OpenGVLab / unmasked_teacher

[ICCV2023 Oral] Unmasked Teacher: Towards Training-Efficient Video Foundation Models
https://arxiv.org/abs/2303.16058
MIT License
300 stars 16 forks source link

Some questions about pretraining #43

Open Chuan-shanjia opened 4 months ago

Chuan-shanjia commented 4 months ago

Hello! I'm very interested in your great work! I have two questions about pretraining. Does the generalization ability of UMT come from CLIP? With this in mind, regardless of what kind of pre-training dataset is used, it is all about approaching the effectiveness of the weights of the open-source CLIP. So do is the choice of pretraing dataset in stage1 important? Here's another question. Is the pre-training in stage2 helpful for visual-only tasks? If we finetune visual-only dataset on stage2 pretrained model, will it outperform stage1 pretrained model? Looking forward to you reply!

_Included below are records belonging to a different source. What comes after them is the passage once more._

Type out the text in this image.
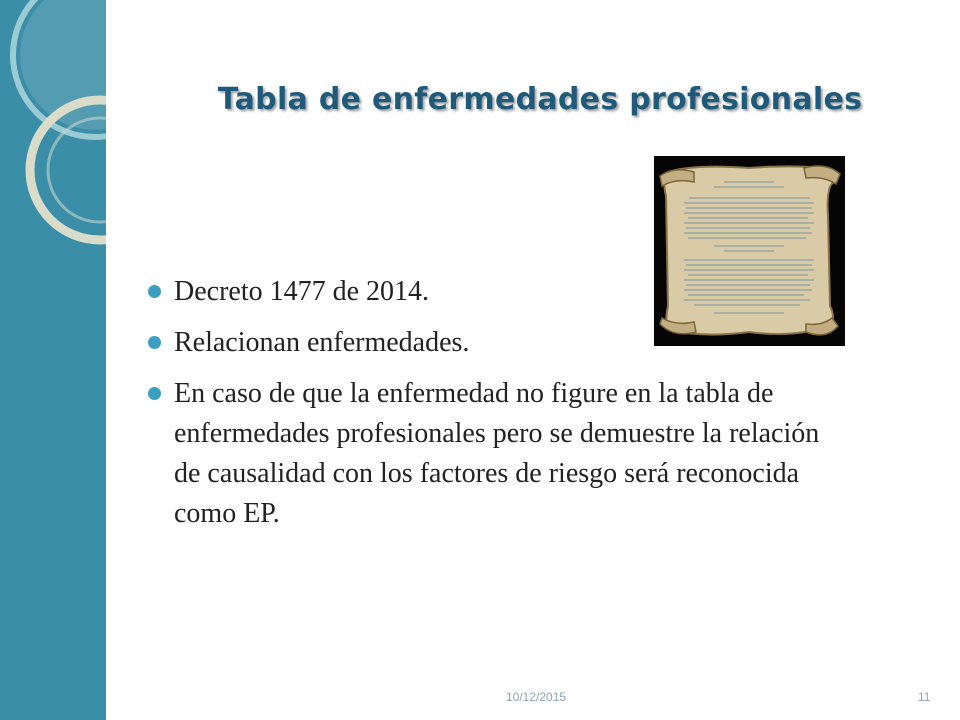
Tabla de enfermedades profesionales
Decreto 1477 de 2014.
Relacionan enfermedades.
En caso de que la enfermedad no figure en la tabla de enfermedades profesionales pero se demuestre la relación de causalidad con los factores de riesgo será reconocida como EP.
10/12/2015	11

Andy1621 commented 4 months ago
  1. The high-quality video will be better since I have used Webvid which is ~10x more than K400 with 1/10 epochs, but the result is worse. That's why I only use videos from action recognition datasets, see InternVideo2.
  2. Good question! Under a full-tuning setting, stage 2's checkpoint performs similarly to stage 1's checkpoint. But under a frozen-tuning setting, the multi-modal training helps and performs much better.
Chuan-shanjia commented 4 months ago

Your answer is really helpful, thank youI! If I want to utilize the model to other video domains rather than action recognition. Will it be helpful to perform continue pretrain(stage1) on those videos? Or do you have any suggestions for improving performance in other video domains? Looking forward to your reply!

Andy1621 commented 4 months ago

Sorry for late response. You can use the models with masked pretraining.